Avete fretta di visitare l'Europa?"
"Nessuna" risposero ad una voce Brandok e Toby.
"Volete che andiamo al polo nord? Ridiscenderemo in
Europa per lo Spitzbergen."
Se Brandok e Toby, a quella inaspettata proposta, non
caddero per lo stupore, fu un vero miracolo.
"Andare al polo nord!" avevano esclamato.
"Da Quebec in cinque ore potremo raggiungere la
galleria americana. A mezzanotte ci riposeremo fra i ghiacci
dell'Oceano Artico, in un letto non meno comodo di quello su
cui avete dormito la notte scorsa in casa mia."

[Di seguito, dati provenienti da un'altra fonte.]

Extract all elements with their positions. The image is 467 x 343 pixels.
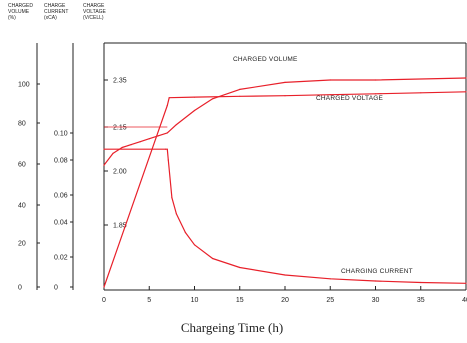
x-tick-label-30: 30 bbox=[372, 297, 380, 304]
series-point-charged-volume-9 bbox=[465, 91, 467, 93]
series-point-charged-voltage-3 bbox=[130, 144, 132, 146]
series-point-charging-current-3 bbox=[167, 159, 169, 161]
series-layer bbox=[103, 77, 467, 288]
voltage-tick-label-3: 1.85 bbox=[113, 223, 127, 230]
series-point-charged-voltage-0 bbox=[103, 164, 105, 166]
volume-tick-label-4: 20 bbox=[18, 241, 26, 248]
series-point-charged-volume-7 bbox=[374, 93, 377, 95]
voltage-tick-label-2: 2.00 bbox=[113, 169, 127, 176]
series-point-charged-voltage-14 bbox=[374, 79, 377, 81]
series-point-charging-current-1 bbox=[164, 148, 167, 150]
series-line-charging-current bbox=[104, 148, 467, 284]
series-line-charged-voltage bbox=[103, 77, 467, 166]
series-point-charging-current-6 bbox=[184, 231, 186, 234]
series-point-charged-volume-2 bbox=[168, 97, 170, 99]
voltage-tick-label-0: 2.35 bbox=[113, 78, 127, 85]
volume-axis-header-1: VOLUME bbox=[8, 9, 30, 15]
volume-tick-label-1: 80 bbox=[18, 121, 26, 128]
series-point-charging-current-10 bbox=[284, 274, 286, 276]
series-point-charged-voltage-2 bbox=[121, 146, 123, 149]
annotation-charging-current: CHARGING CURRENT bbox=[341, 268, 413, 275]
series-point-charged-volume-1 bbox=[166, 104, 168, 107]
voltage-axis-header-1: VOLTAGE bbox=[83, 9, 107, 15]
series-point-charged-voltage-1 bbox=[112, 152, 114, 154]
current-tick-label-5: 0 bbox=[54, 285, 58, 292]
series-point-charging-current-12 bbox=[374, 280, 377, 282]
series-point-charged-volume-8 bbox=[420, 92, 422, 94]
series-point-charged-voltage-7 bbox=[166, 132, 168, 134]
series-point-charging-current-2 bbox=[166, 148, 168, 150]
x-tick-label-5: 5 bbox=[147, 297, 151, 304]
x-tick-label-35: 35 bbox=[417, 297, 425, 304]
series-point-charged-voltage-6 bbox=[157, 135, 159, 137]
series-point-charged-voltage-12 bbox=[284, 81, 286, 83]
series-point-charging-current-7 bbox=[193, 244, 196, 246]
volume-axis-header-2: (%) bbox=[8, 15, 16, 21]
x-tick-label-25: 25 bbox=[326, 297, 334, 304]
series-point-charging-current-11 bbox=[329, 278, 331, 280]
current-tick-label-4: 0.02 bbox=[54, 255, 68, 262]
series-point-charged-volume-4 bbox=[239, 95, 241, 97]
series-point-charging-current-13 bbox=[420, 281, 422, 284]
annotation-charged-voltage: CHARGED VOLTAGE bbox=[316, 95, 384, 102]
series-point-charged-voltage-8 bbox=[175, 124, 177, 126]
series-point-charging-current-14 bbox=[465, 282, 467, 284]
series-point-charged-volume-3 bbox=[193, 96, 196, 98]
current-tick-label-1: 0.08 bbox=[54, 158, 68, 165]
series-point-charged-voltage-5 bbox=[148, 138, 150, 140]
current-axis-header-0: CHARGE bbox=[44, 3, 66, 9]
series-point-charged-volume-6 bbox=[329, 94, 331, 96]
volume-tick-label-3: 40 bbox=[18, 203, 26, 210]
volume-tick-label-0: 100 bbox=[18, 82, 30, 89]
voltage-axis-header-0: CHARGE bbox=[83, 3, 105, 9]
series-point-charging-current-5 bbox=[175, 213, 177, 215]
x-tick-label-0: 0 bbox=[102, 297, 106, 304]
series-point-charged-voltage-13 bbox=[329, 79, 331, 81]
series-point-charged-voltage-10 bbox=[212, 98, 214, 100]
series-point-charging-current-8 bbox=[212, 257, 214, 260]
series-point-charged-volume-0 bbox=[103, 286, 105, 288]
series-point-charged-voltage-4 bbox=[139, 141, 141, 143]
annotation-layer: CHARGED VOLUME CHARGED VOLTAGE CHARGING … bbox=[233, 56, 413, 275]
current-axis-header-1: CURRENT bbox=[44, 9, 68, 15]
x-tick-label-20: 20 bbox=[281, 297, 289, 304]
series-point-charging-current-9 bbox=[239, 266, 241, 269]
volume-tick-label-5: 0 bbox=[18, 285, 22, 292]
x-tick-label-15: 15 bbox=[236, 297, 244, 304]
x-axis-label: Chargeing Time (h) bbox=[181, 320, 283, 335]
volume-axis-header-0: CHARGED bbox=[8, 3, 33, 9]
x-tick-label-40: 40 bbox=[462, 297, 467, 304]
volume-tick-label-2: 60 bbox=[18, 162, 26, 169]
series-point-charged-voltage-9 bbox=[193, 109, 196, 112]
current-tick-label-3: 0.04 bbox=[54, 220, 68, 227]
voltage-tick-label-1: 2.15 bbox=[113, 125, 127, 132]
x-tick-label-10: 10 bbox=[191, 297, 199, 304]
current-tick-label-2: 0.06 bbox=[54, 193, 68, 200]
series-point-charged-voltage-11 bbox=[239, 88, 241, 90]
series-point-charging-current-0 bbox=[103, 148, 105, 150]
voltage-axis-header-2: (V/CELL) bbox=[83, 15, 104, 21]
current-tick-label-0: 0.10 bbox=[54, 131, 68, 138]
series-point-charged-voltage-15 bbox=[465, 77, 467, 79]
series-line-charged-volume bbox=[103, 91, 467, 288]
series-point-charging-current-4 bbox=[171, 197, 173, 199]
series-point-charged-volume-5 bbox=[284, 95, 286, 97]
current-axis-header-2: (xCA) bbox=[44, 15, 57, 21]
annotation-charged-volume: CHARGED VOLUME bbox=[233, 56, 298, 63]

"Sei divenuto pazzo, nipotino mio, o vuoi burlarti
di noi?" gridò Toby.
"Non ne ho alcuna voglia, zio mio. Comprendo che la
proposta vi possa stupire, tuttavia vi prometto che la
manterrò."
"Che cosa hanno fatto dunque gli uomini del
Duemila?"
"Delle cose meravigliose, ve lo dissi già.
Terminiamo la nostra colazione, rimandiamo il Condor a Nuova
York e poi prenderemo la ferrovia canadese."